Stealing Cinderella(26)



“Perfect!” Narcissa exclaims.

“In the meantime, I’ve organized for them to tour the palace grounds and see a few highlights around the city,” my mother says. “Then I thought if the weather improves over the next few weeks, we could take them out onto the yacht.”

“That sounds amazing.” Lavinia plays her role perfectly, vying for an Academy Award. “I can’t think of anything I’d love more.”

The steward appears with our tea and an assortment of finger sandwiches, scones, and pastries about the same time Magnolia enters the room. Unlike her sister, she isn’t quite as skilled at hiding her true colors as she forks over the silver heel.

“See?” Lavinia displays it with an unwavering confidence that she’s fooling everyone. “Just like the other one.”

“Is it?” I challenge.

She holds my gaze as her mother lets out a nervous laugh. “Well, they did have to add some additional crystals, since the others had fallen off.”

“It’s a lovely shoe.” My mother nods. “I’ve never seen one quite like that.”

“I don’t suppose I have either.”

My words leave an unsettling silence in the room, which my mother quickly covers by asking the steward to pour the tea. After selecting our preferences and filling our plates, I sit through another hour of conversation, answering questions and nodding along as Lavinia and her family attempt to charm the queen.

“I have to leave,” I interrupt the women as my watch signals the new hour. “Calder and I have a sporting match we promised to attend this evening.”

“Oh, I didn’t realize.” My mother frowns. “Both of you?”

“Yes,” Calder covers smoothly. “Thor has been invited to do some sport shooting over at the Eriksen estate, and I said I would join him as well.”

“I see.” She sets down her teacup. “Well, Thor, please do let me know about your schedule this week. I like to plan ahead, as you know.”

Her words cast a gloomy shadow over the room. My mother doesn’t like to plan ahead. She’s always been known for her lively spirit of adventure. But the truth is, she doesn’t want anyone to know how advanced her cancer is, and the only way she can control that is to organize everything around her.

“I’ll let you know.” I kiss her on the cheek, and Lavinia rises, expecting a similar farewell. I dismiss her with a nod.

“Lavinia, Narcissa, Magnolia. Until next time.”





13





Ella





I wiggle my fingers against the restraints, attempting to bring some blood flow back to my limbs. It feels like hours have passed, but the clock on the mantel is too far away to tell for certain. Several times, I’ve considered screaming for help, but the fact that nobody came to my rescue during my great escape this morning makes me believe I’m in a part of the house that isn’t easily heard.

The quarters I’m in, as Thorsen called them, consists of a bedroom, a bathroom, and an office. Each room is decorated in shades of white and gold, and it’s surprisingly light and airy. Every piece of furniture seems more expensive than the last, and I can’t imagine what the rest of the estate must look like. But right now, I’m more concerned about all the instruments of torture around me. Whips and paddles and ropes of varying lengths. Half of the room is outfitted like a tool shed with strange apparatuses carefully hung from hooks. Beneath those, a white apothecary cabinet spans the length of the entire wall. It would have been convenient if I had noticed those things this morning before I heard the door unlock. But in my rush, I grabbed the first thing I could, which turned out to be a bedside lamp. When I close my eyes, I can still recall the sickening thud it made when it came in contact with Thorsen’s skull.

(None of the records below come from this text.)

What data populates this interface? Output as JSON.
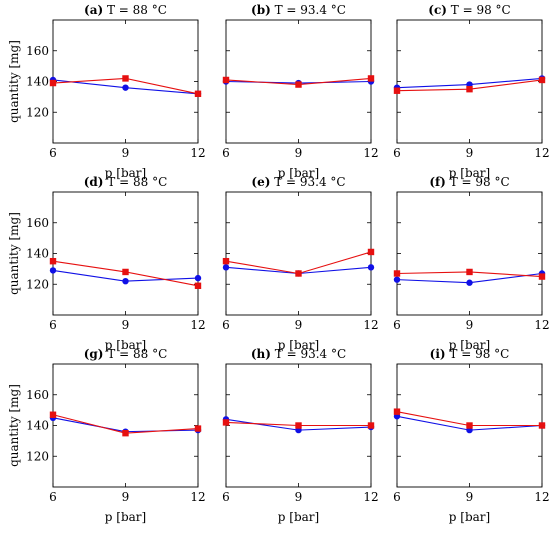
{
  "colors": {
    "blue": "#1010e6",
    "red": "#e61010",
    "axis": "#000000"
  },
  "shared_axis_labels": {
    "xlabel": "p [bar]",
    "ylabel": "quantity [mg]"
  },
  "chart_data": [
    {
      "type": "line",
      "title": "T = 88 °C",
      "panel": "(a)",
      "x": [
        6,
        9,
        12
      ],
      "xlim": [
        6,
        12
      ],
      "ylim": [
        100,
        180
      ],
      "xticks": [
        "6",
        "9",
        "12"
      ],
      "yticks": [
        "120",
        "140",
        "160"
      ],
      "series": [
        {
          "color": "blue",
          "marker": "circle",
          "values": [
            141,
            136,
            132
          ]
        },
        {
          "color": "red",
          "marker": "square",
          "values": [
            139,
            142,
            132
          ]
        }
      ]
    },
    {
      "type": "line",
      "title": "T = 93.4 °C",
      "panel": "(b)",
      "x": [
        6,
        9,
        12
      ],
      "xlim": [
        6,
        12
      ],
      "ylim": [
        100,
        180
      ],
      "xticks": [
        "6",
        "9",
        "12"
      ],
      "yticks": [
        "120",
        "140",
        "160"
      ],
      "series": [
        {
          "color": "blue",
          "marker": "circle",
          "values": [
            140,
            139,
            140
          ]
        },
        {
          "color": "red",
          "marker": "square",
          "values": [
            141,
            138,
            142
          ]
        }
      ]
    },
    {
      "type": "line",
      "title": "T = 98 °C",
      "panel": "(c)",
      "x": [
        6,
        9,
        12
      ],
      "xlim": [
        6,
        12
      ],
      "ylim": [
        100,
        180
      ],
      "xticks": [
        "6",
        "9",
        "12"
      ],
      "yticks": [
        "120",
        "140",
        "160"
      ],
      "series": [
        {
          "color": "blue",
          "marker": "circle",
          "values": [
            136,
            138,
            142
          ]
        },
        {
          "color": "red",
          "marker": "square",
          "values": [
            134,
            135,
            141
          ]
        }
      ]
    },
    {
      "type": "line",
      "title": "T = 88 °C",
      "panel": "(d)",
      "x": [
        6,
        9,
        12
      ],
      "xlim": [
        6,
        12
      ],
      "ylim": [
        100,
        180
      ],
      "xticks": [
        "6",
        "9",
        "12"
      ],
      "yticks": [
        "120",
        "140",
        "160"
      ],
      "series": [
        {
          "color": "blue",
          "marker": "circle",
          "values": [
            129,
            122,
            124
          ]
        },
        {
          "color": "red",
          "marker": "square",
          "values": [
            135,
            128,
            119
          ]
        }
      ]
    },
    {
      "type": "line",
      "title": "T = 93.4 °C",
      "panel": "(e)",
      "x": [
        6,
        9,
        12
      ],
      "xlim": [
        6,
        12
      ],
      "ylim": [
        100,
        180
      ],
      "xticks": [
        "6",
        "9",
        "12"
      ],
      "yticks": [
        "120",
        "140",
        "160"
      ],
      "series": [
        {
          "color": "blue",
          "marker": "circle",
          "values": [
            131,
            127,
            131
          ]
        },
        {
          "color": "red",
          "marker": "square",
          "values": [
            135,
            127,
            141
          ]
        }
      ]
    },
    {
      "type": "line",
      "title": "T = 98 °C",
      "panel": "(f)",
      "x": [
        6,
        9,
        12
      ],
      "xlim": [
        6,
        12
      ],
      "ylim": [
        100,
        180
      ],
      "xticks": [
        "6",
        "9",
        "12"
      ],
      "yticks": [
        "120",
        "140",
        "160"
      ],
      "series": [
        {
          "color": "blue",
          "marker": "circle",
          "values": [
            123,
            121,
            127
          ]
        },
        {
          "color": "red",
          "marker": "square",
          "values": [
            127,
            128,
            125
          ]
        }
      ]
    },
    {
      "type": "line",
      "title": "T = 88 °C",
      "panel": "(g)",
      "x": [
        6,
        9,
        12
      ],
      "xlim": [
        6,
        12
      ],
      "ylim": [
        100,
        180
      ],
      "xticks": [
        "6",
        "9",
        "12"
      ],
      "yticks": [
        "120",
        "140",
        "160"
      ],
      "series": [
        {
          "color": "blue",
          "marker": "circle",
          "values": [
            145,
            136,
            137
          ]
        },
        {
          "color": "red",
          "marker": "square",
          "values": [
            147,
            135,
            138
          ]
        }
      ]
    },
    {
      "type": "line",
      "title": "T = 93.4 °C",
      "panel": "(h)",
      "x": [
        6,
        9,
        12
      ],
      "xlim": [
        6,
        12
      ],
      "ylim": [
        100,
        180
      ],
      "xticks": [
        "6",
        "9",
        "12"
      ],
      "yticks": [
        "120",
        "140",
        "160"
      ],
      "series": [
        {
          "color": "blue",
          "marker": "circle",
          "values": [
            144,
            137,
            139
          ]
        },
        {
          "color": "red",
          "marker": "square",
          "values": [
            142,
            140,
            140
          ]
        }
      ]
    },
    {
      "type": "line",
      "title": "T = 98 °C",
      "panel": "(i)",
      "x": [
        6,
        9,
        12
      ],
      "xlim": [
        6,
        12
      ],
      "ylim": [
        100,
        180
      ],
      "xticks": [
        "6",
        "9",
        "12"
      ],
      "yticks": [
        "120",
        "140",
        "160"
      ],
      "series": [
        {
          "color": "blue",
          "marker": "circle",
          "values": [
            146,
            137,
            140
          ]
        },
        {
          "color": "red",
          "marker": "square",
          "values": [
            149,
            140,
            140
          ]
        }
      ]
    }
  ]
}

I’ve never hurt anybody in my life, and I don’t think I’ve ever been so horrified as I was when I saw the blood dripping from his temple. But I was little more than a wild animal at that point, fighting for my life. My freedom. Whatever waited outside these grand walls for me.

Then he came in here and flipped everything on its head with his offer. It was so much money. So easily disposable to this powerful man, like it would mean nothing for him to write those checks every day. But it comes at a cost to me. To my soul. And I still can’t believe I said yes.

For the entirety of his absence, I have debated whether I’ve lost my mind, swinging wildly from one extreme to the next. I should tell him I changed my mind. But every time I consider that I imagine the sanctuary… gone. Olivia bankrupt. Animals without homes.

Is it really so awful to give myself to this man for two months? The same man I dreamed about in this way? I’ve already imagined him inside me. I’ve considered what he’d taste like, how his hands would feel on my body when he touched me.

I don’t have to like him to enjoy his touch, right? And it’s easy to reason that he couldn’t do anything worse than what I’ve already experienced at the hands of Narcissa and her daughters. He could hit me, bruise me, torment me, and it wouldn’t be anything outside the realm of what I’ve already lived. But he can never truly hurt me. Not where it counts. Not if I steel myself to withstand whatever challenge he throws at me. Except, the truth is, I don’t know what to expect from this wicked prince. Because I have never been touched by a man; the kiss he gave me this morning was my first. It was dark, and it was violent, and still, shame lingers within me as I squeeze my thighs together and feel the sticky residue of my arousal there.